The 2025 Stanford AI Index reported that responsible-AI evaluation remains uneven even as documented incidents continue to accumulate. At the same time, NIST's February 2026 AI Agent Standards Initiative, draft benchmark guidance for language-model evaluation, and ongoing ARIA field-testing work all point in the same direction: the next serious step is comparable, operationally meaningful evaluation.
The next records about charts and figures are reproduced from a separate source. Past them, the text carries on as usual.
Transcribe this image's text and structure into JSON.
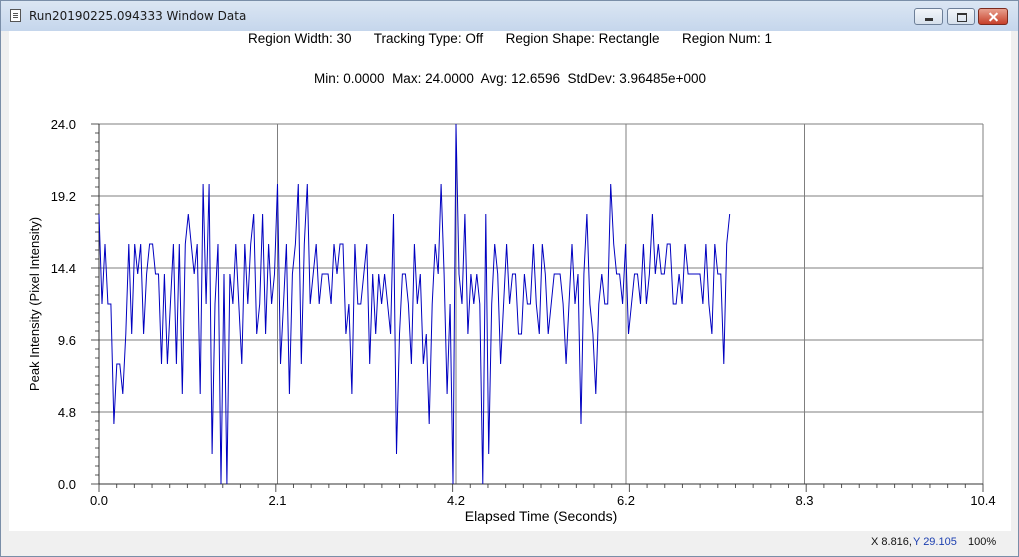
{
  "window": {
    "title": "Run20190225.094333 Window Data",
    "buttons": {
      "minimize": "minimize",
      "maximize": "maximize",
      "close": "close"
    }
  },
  "info": {
    "region_width": "Region Width: 30",
    "tracking_type": "Tracking Type: Off",
    "region_shape": "Region Shape: Rectangle",
    "region_num": "Region Num: 1",
    "min": "Min: 0.0000",
    "max": "Max: 24.0000",
    "avg": "Avg: 12.6596",
    "stddev": "StdDev: 3.96485e+000"
  },
  "status": {
    "x": "X 8.816",
    "y": "Y 29.105",
    "zoom": "100%"
  },
  "chart_data": {
    "type": "line",
    "title": "",
    "xlabel": "Elapsed Time (Seconds)",
    "ylabel": "Peak Intensity (Pixel Intensity)",
    "xlim": [
      0,
      10.4
    ],
    "ylim": [
      0,
      24
    ],
    "x_ticks": [
      "0.0",
      "2.1",
      "4.2",
      "6.2",
      "8.3",
      "10.4"
    ],
    "y_ticks": [
      "0.0",
      "4.8",
      "9.6",
      "14.4",
      "19.2",
      "24.0"
    ],
    "grid": true,
    "colors": {
      "line": "#0000c0",
      "grid": "#7f7f7f"
    },
    "sample_interval": 0.035,
    "series": [
      {
        "name": "",
        "values": [
          18,
          12,
          16,
          12,
          12,
          4,
          8,
          8,
          6,
          10,
          16,
          10,
          16,
          14,
          16,
          10,
          14,
          16,
          16,
          14,
          14,
          8,
          14,
          8,
          12,
          16,
          8,
          16,
          6,
          16,
          18,
          16,
          14,
          16,
          6,
          20,
          12,
          20,
          2,
          12,
          16,
          0,
          14,
          0,
          14,
          12,
          16,
          12,
          8,
          16,
          12,
          16,
          18,
          10,
          12,
          18,
          10,
          16,
          12,
          14,
          20,
          8,
          12,
          16,
          6,
          14,
          16,
          20,
          8,
          16,
          20,
          12,
          14,
          16,
          12,
          14,
          14,
          14,
          12,
          16,
          14,
          16,
          16,
          10,
          12,
          6,
          16,
          12,
          12,
          14,
          16,
          8,
          14,
          10,
          14,
          12,
          14,
          12,
          10,
          18,
          2,
          10,
          14,
          14,
          12,
          8,
          16,
          12,
          14,
          8,
          10,
          4,
          12,
          16,
          14,
          20,
          14,
          6,
          12,
          0,
          24,
          14,
          12,
          18,
          10,
          14,
          12,
          14,
          12,
          0,
          18,
          2,
          12,
          16,
          14,
          8,
          12,
          16,
          12,
          14,
          14,
          10,
          10,
          14,
          12,
          12,
          16,
          12,
          10,
          16,
          14,
          10,
          12,
          14,
          14,
          14,
          12,
          8,
          12,
          16,
          12,
          14,
          4,
          14,
          18,
          12,
          10,
          6,
          12,
          14,
          12,
          12,
          20,
          16,
          14,
          14,
          12,
          16,
          10,
          12,
          14,
          14,
          12,
          16,
          12,
          14,
          18,
          14,
          16,
          14,
          14,
          16,
          16,
          12,
          12,
          14,
          12,
          16,
          14,
          14,
          14,
          14,
          14,
          12,
          16,
          12,
          10,
          16,
          14,
          14,
          8,
          16,
          18
        ]
      }
    ]
  }
}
My view is that agent progress is now gated less by raw fluency and more by control surfaces such as permissions, observability, interoperability, and human escalation.

Current priorities

Move evaluation from one-shot benchmark wins to repeated-run performance, variance, recovery behavior, and policy adherence.
Treat traceability as a product feature: tool calls, retrieved evidence, approval checkpoints, and rollback points should be reviewable without exposing unnecessary chain-of-thought.
Design bounded autonomy with explicit scopes for read, write, execute, and external communication actions.
Measure trust calibration, not just model confidence, so humans can decide when to rely on the system and when to slow it down.

System design principles

Bounded autonomy

Give agents explicit task scopes, tool budgets, and approval gates instead of vague permission to 'go solve it'.

Inspectable state

Persist the plan, retrieved context, tool outputs, and meaningful diffs so reviewers can reconstruct what happened quickly.

Graceful handoff

Escalation should preserve context and evidence rather than forcing a human to restart the task from scratch.

Comparative evaluation

Compare agents against strong non-agent baselines, mixed-initiative workflows, and failure-handling variants instead of weaker prompts alone.

Human factors and review design

Review surfaces should foreground consequences: what changed, what external action is pending, and what evidence supports it.
Uncertainty needs to be legible at the workflow level, not hidden inside a single confidence score.
Operator trust should be calibrated with stable conventions, reproducible traces, and reversible actions rather than persuasive language.
When the system hands work to a person, it should preserve context, partial progress, and rationale so the human can continue without reconstructing the task.

Evaluation agenda

Reliability under repetition

Measure variance across repeated runs, near-miss behavior, and whether recovery steps converge or compound error.

Evidence quality

Score whether retrieved or cited material actually supports the action or conclusion the agent produced.

Oversight efficiency

Track time-to-review, override quality, and whether humans catch the failures that matter.

Policy and safety compliance

Test permission boundaries, escalation behavior, and refusal quality when requests conflict with policy or evidence.

Open questions

What is the right granularity for agent permissions in research, coding, and analyst workflows?
How should we compare autonomous, mixed-initiative, and step-wise systems when human labor is part of the objective?
Which traces improve reviewer judgment, and which ones only create noise?
What counts as acceptable failure behavior for an agent allowed to act on external systems?